Byrne drew a slim leather wallet from his inside coat pocket. It held assorted fine-tipped metal picks. He selected one. Thirty seconds later, he was into the first drawer, flipping through neatly labeled file folders A-G. He moved to the second drawer on the theory that M for Medical should be there. It was.

Shouts wafted up from the courtyard. The secretary, calling out to the sergeant at arms to stop the carriage. How many minutes before the secretary, or an angry queen, appeared at the door?

He grabbed for the folder marked Medical. His eyes skimmed dates at the top of pages, moving back through the years—1870, ’69, ’68, ’67. He slowed down. Nothing in any of them about Louise or any of the other children. In fact, there wasn’t a word on any of the pages about anyone in the family but Victoria. Frustrated, he knew the most he now could hope for was the name of the doctor who had delivered the queen’s children. Did a gynecologist do that? He didn’t know.

Beatrice was the last of the babies in the royal family, and she was now fourteen. He looked in the appropriate year, found Victoria giving birth on 14 April 1857, at Buckingham Palace.

And there it was. The baby was delivered by a Dr. Charles Locock.

Locock. The name hit him with the impact of John Brown’s fist. He didn’t even have to stop to think about why it sounded familiar.

Was it mere coincidence that Louise’s friend Amanda had married a Henry Locock?

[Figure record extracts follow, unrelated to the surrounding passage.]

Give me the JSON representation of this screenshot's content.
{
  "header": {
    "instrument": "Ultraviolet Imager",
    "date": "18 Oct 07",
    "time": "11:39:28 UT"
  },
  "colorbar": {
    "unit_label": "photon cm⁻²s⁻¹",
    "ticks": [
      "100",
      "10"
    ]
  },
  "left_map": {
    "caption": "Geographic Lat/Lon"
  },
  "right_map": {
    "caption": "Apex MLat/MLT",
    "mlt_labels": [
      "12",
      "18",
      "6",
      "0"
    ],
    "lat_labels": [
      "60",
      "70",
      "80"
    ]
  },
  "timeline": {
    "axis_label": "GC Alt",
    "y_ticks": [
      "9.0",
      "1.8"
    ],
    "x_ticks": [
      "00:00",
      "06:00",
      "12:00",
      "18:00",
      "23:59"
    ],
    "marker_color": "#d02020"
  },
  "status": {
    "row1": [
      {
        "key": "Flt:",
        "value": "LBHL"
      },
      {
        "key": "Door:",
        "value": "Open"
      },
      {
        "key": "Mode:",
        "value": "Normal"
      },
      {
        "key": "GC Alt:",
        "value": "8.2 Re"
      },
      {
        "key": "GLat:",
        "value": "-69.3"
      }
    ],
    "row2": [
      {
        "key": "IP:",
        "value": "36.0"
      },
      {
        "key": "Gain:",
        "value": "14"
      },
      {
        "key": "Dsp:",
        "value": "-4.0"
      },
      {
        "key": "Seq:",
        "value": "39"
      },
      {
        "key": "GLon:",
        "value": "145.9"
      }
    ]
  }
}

He fumbled the pages back into order. Closed the file. Shoved it into its place. Shut and locked the drawer.

The sound of a door opening in the outer office sent him rocketing from a crouch to his feet. Footsteps approached. Hesitated. “Mis-ter Byrne?” came the secretary’s voice, sounding irritated.

Byrne dove for one of the guests’ chairs, kicked one boot up to rest across his knee, and leaned back in a posture of relaxed waiting.

The door swung open the rest of the way. “Mr. Byrne.” Displeasure tugged at the secretary’s narrow, white face.

“I hope you were in time,” Byrne said with a note of concern, flicking a crust of mud from his boot and onto the pristine carpet.

“You shouldn’t be in here when—”

“No luck, huh? Too bad.” He stood up and moved toward the door. “Best schedule me at Her Majesty’s pleasure but preferably soon. She’ll want my report before the prime minister’s speech on Thursday.”